No “civilization,” no “advance,” has ever modified these proportions
by even the shadow of a shade, nor ever can, while our race endures.
CCLXIV. CITIZEN AND FARMER
The procession of guests at Stormfield continued pretty steadily. Clemens kept a book in which visitors set down their names and the dates of arrival and departure, and when they failed to attend to these matters he diligently did it himself after they were gone.
Members of the Harper Company came up with their wives; “angel-fish” swam in and out of the aquarium; Bermuda friends came to see the new home; Robert Collier, the publisher, and his wife—“Mrs. Sally,” as Clemens liked to call her—paid their visits; Lord Northcliffe, who was visiting America, came with Colonel Harvey, and was so impressed with the architecture of Stormfield that he adopted its plans for a country-place he was about to build in Newfoundland. Helen Keller, with Mr. and Mrs. Macy, came up for a week-end visit. Mrs. Crane came over from Elmira; and, behold! one day came the long-ago sweetheart of his childhood, little Laura Hawkins—Laura Frazer now, widowed and in the seventies, with a granddaughter already a young lady quite grown up.
That Mark Twain was not wearying of the new conditions we may gather from a letter written to Mrs. Rogers in October:
I've grown young in these months of dissipation here. And I have
left off drinking—it isn't necessary now. Society & theology are
sufficient for me.
To Helen Allen, a Bermuda “Angel-Fish,” he wrote:
We have good times here in this soundless solitude on the hilltop.

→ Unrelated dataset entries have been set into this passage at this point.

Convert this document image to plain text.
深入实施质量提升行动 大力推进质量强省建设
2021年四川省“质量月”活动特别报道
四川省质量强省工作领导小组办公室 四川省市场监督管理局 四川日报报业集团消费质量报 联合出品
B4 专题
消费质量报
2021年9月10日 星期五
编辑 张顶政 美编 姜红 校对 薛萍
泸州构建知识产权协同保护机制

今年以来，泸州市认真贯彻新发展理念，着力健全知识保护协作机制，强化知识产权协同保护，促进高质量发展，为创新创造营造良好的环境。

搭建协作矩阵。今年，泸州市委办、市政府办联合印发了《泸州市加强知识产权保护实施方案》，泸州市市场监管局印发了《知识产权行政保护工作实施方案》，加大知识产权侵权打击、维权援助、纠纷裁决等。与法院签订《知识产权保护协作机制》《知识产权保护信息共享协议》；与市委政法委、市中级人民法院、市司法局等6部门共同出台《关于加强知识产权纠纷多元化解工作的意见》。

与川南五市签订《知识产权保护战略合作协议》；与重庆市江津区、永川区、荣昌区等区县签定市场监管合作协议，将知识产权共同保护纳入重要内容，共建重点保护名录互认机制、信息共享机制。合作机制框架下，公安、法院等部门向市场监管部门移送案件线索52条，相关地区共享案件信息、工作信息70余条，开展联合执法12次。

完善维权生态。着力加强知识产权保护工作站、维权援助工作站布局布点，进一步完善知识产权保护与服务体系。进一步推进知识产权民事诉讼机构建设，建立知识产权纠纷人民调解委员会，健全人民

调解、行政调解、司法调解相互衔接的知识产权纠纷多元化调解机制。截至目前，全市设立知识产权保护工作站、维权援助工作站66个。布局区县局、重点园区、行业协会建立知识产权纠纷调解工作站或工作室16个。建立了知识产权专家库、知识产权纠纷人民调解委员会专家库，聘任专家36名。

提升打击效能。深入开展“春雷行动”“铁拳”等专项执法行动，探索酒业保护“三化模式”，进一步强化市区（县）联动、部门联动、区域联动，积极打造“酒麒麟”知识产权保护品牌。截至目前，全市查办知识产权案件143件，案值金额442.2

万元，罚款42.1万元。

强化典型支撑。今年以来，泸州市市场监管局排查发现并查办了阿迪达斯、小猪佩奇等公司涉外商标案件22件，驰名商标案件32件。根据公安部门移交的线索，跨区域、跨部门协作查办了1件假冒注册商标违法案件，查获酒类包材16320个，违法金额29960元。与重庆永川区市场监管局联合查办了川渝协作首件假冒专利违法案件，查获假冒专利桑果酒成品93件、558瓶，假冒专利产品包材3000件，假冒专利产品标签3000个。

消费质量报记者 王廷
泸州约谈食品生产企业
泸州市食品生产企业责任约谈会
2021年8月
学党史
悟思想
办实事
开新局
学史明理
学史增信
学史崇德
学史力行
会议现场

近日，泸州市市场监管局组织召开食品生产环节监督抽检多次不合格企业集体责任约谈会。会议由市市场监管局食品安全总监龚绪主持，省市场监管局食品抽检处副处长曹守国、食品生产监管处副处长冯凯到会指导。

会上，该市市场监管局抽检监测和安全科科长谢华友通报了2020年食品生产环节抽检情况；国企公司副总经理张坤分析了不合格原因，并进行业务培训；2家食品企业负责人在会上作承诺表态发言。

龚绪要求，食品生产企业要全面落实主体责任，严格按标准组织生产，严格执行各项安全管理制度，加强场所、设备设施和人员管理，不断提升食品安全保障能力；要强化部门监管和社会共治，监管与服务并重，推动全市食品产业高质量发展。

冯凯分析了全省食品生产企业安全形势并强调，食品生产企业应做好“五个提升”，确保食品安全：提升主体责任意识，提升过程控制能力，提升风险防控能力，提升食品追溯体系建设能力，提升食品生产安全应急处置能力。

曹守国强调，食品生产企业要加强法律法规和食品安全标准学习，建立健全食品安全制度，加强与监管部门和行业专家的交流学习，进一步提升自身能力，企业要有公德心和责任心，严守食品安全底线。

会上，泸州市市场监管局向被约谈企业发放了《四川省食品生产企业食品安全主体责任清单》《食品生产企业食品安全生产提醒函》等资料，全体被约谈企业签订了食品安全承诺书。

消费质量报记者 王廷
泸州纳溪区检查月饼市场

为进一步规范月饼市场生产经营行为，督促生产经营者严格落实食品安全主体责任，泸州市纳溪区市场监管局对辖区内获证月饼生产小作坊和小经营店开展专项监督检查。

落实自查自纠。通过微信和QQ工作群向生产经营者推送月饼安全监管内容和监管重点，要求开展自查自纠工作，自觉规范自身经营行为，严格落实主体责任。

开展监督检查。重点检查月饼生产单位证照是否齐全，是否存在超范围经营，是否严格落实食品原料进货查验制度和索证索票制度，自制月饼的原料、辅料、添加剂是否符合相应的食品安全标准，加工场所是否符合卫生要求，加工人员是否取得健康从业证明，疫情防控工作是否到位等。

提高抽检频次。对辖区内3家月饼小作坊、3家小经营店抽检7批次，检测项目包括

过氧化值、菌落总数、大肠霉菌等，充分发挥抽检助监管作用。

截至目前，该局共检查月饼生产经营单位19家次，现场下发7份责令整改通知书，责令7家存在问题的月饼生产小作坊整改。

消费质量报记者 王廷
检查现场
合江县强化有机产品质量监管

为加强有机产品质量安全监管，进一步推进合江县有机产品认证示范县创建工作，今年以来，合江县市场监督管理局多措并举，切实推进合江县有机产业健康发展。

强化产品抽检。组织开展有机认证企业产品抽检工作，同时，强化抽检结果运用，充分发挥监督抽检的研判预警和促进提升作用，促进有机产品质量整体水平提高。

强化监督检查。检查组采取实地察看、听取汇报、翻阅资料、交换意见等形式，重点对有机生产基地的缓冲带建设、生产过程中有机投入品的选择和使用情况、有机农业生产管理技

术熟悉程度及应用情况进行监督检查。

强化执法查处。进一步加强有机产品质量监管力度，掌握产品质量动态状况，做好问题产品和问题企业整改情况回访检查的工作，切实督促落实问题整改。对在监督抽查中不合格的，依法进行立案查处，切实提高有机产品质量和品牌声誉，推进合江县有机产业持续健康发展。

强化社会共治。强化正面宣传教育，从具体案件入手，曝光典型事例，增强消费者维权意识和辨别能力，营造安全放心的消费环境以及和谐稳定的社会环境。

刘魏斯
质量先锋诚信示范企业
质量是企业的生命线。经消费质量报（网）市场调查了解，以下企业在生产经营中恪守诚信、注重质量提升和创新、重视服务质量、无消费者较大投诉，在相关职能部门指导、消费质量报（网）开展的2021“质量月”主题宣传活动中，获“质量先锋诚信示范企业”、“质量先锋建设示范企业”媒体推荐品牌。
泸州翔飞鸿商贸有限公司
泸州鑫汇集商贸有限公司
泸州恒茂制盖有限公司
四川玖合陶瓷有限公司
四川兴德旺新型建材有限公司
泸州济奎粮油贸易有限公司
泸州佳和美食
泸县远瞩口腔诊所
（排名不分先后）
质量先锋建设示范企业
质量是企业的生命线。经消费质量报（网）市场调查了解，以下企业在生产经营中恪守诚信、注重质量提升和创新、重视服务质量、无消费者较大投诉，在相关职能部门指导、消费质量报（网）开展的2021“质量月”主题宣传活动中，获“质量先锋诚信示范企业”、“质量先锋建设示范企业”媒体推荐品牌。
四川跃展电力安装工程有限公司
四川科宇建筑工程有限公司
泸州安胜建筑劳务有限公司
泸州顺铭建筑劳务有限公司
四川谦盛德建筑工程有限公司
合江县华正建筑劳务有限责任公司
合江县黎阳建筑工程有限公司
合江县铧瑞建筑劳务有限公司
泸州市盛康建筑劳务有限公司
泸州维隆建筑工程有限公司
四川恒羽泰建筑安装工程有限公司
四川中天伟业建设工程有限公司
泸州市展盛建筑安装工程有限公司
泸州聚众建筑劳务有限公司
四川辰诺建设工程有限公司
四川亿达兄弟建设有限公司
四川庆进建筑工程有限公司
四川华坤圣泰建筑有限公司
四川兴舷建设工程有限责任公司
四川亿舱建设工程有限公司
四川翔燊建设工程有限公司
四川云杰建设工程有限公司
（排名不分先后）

The moment I saw the house I was glad I built it, & now I am gladder
& gladder all the time. I was not dreaming of living here except in
the summer-time—that was before I saw this region & the house, you
see—but that is all changed now; I shall stay here winter & summer
both & not go back to New York at all. My child, it's as tranquil &
contenting as Bermuda. You will be very welcome here, dear.